Site icon UK Human Rights Blog

The Chilcot Report – an Illegal War?

More than 7 years after Gordon Brown first announced that a public Inquiry would be conducted to identify lessons that could be learned from the Iraq conflict, the Chilcot report was finally published on7 July 2016. However, it was worth the wait. This post does not seek to summarise the report: there are many other good overviews (such as the BBC’s ). The report’s executive summary, in particular the key findings section, is also well worth a read.  The intention is to cover in this and subsequent posts some of the key legal issues raised by the report.  This post considers the relevance of the Chilcot report’s findings to the broader issue of whether Britain’s intervention in Iraq was legal – an issue which was not itself within the remit of the inquiry.

The report sets out in 12 volumes of lavishly referenced and unemotional but highly readable prose the long tale of woe that was Britain’s intervention in Iraq. It was grounded on unparalleled access to the relevant documents and in the candid oral evidence of the key individuals, and if very little is positive in the report’s findings, the honesty and acuity of its conclusions is at least one good that has come out of Operation Telic.

I commissioned into my former regiment just too late to go to Iraq, and joined when they had just returned from their third tour in less than four years. Initial optimism and sense of purpose in 2003 had been replaced by a profound relief not to be returning to Iraq for a fourth time. Its fair to say that the Army’s unhappy experience in Iraq left a lasting mark on a generation of soldiers and their families, and in particular for those of the 179 UK fatalities over the six year campaign. The question that was asked at the time by those within and outside the Armed Forces, and will be asked with even greater vigour following the publication of the report, is whether the UK’s intervention was legal. While the Chilcot Inquiry did not and could not have answered that question per se, the report sets out in full detail for the first time in the public domain how the attorney general came to advise that the war could be legal.

The revival argument

The UK justification for the use of military force against Iraq in 1993 and in December 1998 (Operation Desert Fox) had relied on the concept that the use of force authorised in resolution 678 (1990) could be “revived” by a Security Council determination that Iraq was in “material breach” of the cease-fire provisions in resolution 687 (1991). Resolution 678, adopted on 29 November 1990, demanded: “… that Iraq comply fully with resolution 660 (1990) [which required its immediate withdrawal from Kuwait] and all subsequent resolutions”; and “unless Iraq on or before 15 January 1991 fully” implemented those resolutions, authorised: “… Member States co-operating with the Government of Kuwait … to use all necessary means to uphold and implement resolution 660 (1990) and all subsequent relevant resolutions and to restore international peace and security in the area.” The resolution stated that the Security Council was “acting under Chapter VII of the Charter”. Chapter VII is the only part of the United Nations Charter governing the use of force, and it does so in the context of: “Action with respect to threats to the peace, breaches of the peace, and acts of aggression.”

Resolution 1441

Resolution 1441 stated that Security Council ‘Decides that Iraq has been and remains in material breach of its obligations under relevant resolutions, including resolution 687 … in particular through Iraq’s failure to cooperate with United Nations inspectors and the IAEA, and to complete the actions required under paragraph 8 to 13 of resolution 687’.  Paragraph 4, ‘Decides that false statements or omissions in the declarations submitted by Iraq pursuant to this resolution and failure by Iraq at any time to comply with, and co-operate fully in the implementation of, this resolution shall constitute a further material breach of Iraq’s obligations”

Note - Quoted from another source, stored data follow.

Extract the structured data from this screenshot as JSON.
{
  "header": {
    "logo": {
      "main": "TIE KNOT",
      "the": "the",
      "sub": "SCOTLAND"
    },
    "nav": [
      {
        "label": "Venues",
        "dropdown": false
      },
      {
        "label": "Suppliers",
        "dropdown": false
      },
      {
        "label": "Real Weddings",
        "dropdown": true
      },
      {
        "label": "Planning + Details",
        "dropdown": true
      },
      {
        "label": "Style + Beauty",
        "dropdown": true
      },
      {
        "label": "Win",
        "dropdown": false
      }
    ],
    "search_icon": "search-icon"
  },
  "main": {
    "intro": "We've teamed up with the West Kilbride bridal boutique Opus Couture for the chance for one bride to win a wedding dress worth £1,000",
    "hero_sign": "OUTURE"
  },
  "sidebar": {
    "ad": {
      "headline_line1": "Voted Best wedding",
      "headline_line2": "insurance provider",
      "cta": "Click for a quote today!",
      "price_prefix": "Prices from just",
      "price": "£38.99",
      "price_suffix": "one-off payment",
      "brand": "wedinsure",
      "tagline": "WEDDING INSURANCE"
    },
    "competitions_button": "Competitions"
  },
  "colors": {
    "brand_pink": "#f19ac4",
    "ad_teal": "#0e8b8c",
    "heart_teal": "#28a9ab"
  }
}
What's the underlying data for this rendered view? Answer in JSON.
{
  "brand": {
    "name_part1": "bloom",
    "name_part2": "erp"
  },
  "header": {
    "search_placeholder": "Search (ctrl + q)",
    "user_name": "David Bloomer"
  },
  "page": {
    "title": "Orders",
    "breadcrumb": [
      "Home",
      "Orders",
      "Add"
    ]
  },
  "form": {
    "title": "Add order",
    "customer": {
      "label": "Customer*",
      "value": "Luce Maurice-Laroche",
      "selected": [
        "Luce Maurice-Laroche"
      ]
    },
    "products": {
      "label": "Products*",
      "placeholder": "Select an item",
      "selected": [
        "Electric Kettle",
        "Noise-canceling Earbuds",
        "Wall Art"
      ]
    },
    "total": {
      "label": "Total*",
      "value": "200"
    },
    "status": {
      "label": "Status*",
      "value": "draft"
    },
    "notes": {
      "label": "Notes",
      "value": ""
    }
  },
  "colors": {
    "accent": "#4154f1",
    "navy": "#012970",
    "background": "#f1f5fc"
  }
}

The Inquiry’s key findings:

 

Comment

Notwithstanding that the inquiry could not have considered the legality of the intervention in Iraq by Britain in terms, its general view would appear to support the conclusion that it was unnecessary and unsuccessful, but not necessarily illegal. However, the insight shed into how Lord Goldsmith’s opinion shifted and morphed does lead to three questions:

(1) Whether Lord Goldsmith’s final advice was itself correct – was the use of force without a further UN resolution legal? The strong implication from the remainder of the Report regarding what was actually happening on the ground inside Iraq was that there was insufficient evidence for it reasonably to be thought that Iraq was in material breach. Further, the Report concludes that the military force was itself was not used as the last resort. It also seems clear (as Lord Goldsmith himself acknowledged), that there was no reasonable basis for arguing that a UN Chapter VII resolution was not required because of the potential application of either the Responsibility to Protect or humanitarian intervention routes to making the intervention at least legitimate if not strictly legal.

(2) If the use of force was illegal under international law, what in reality are or will be the consequences 13 years later. The inquiry deferred to a “properly constituted and internationally recognised court” in respect of any determination of illegality. Will that ever happen?

(3) Whether the (mis)use to which Lord Goldsmith’s opinions were put shows a fundamental problem with the position of the Attorney General and their ability to give genuinely informed, independent and competent legal advice.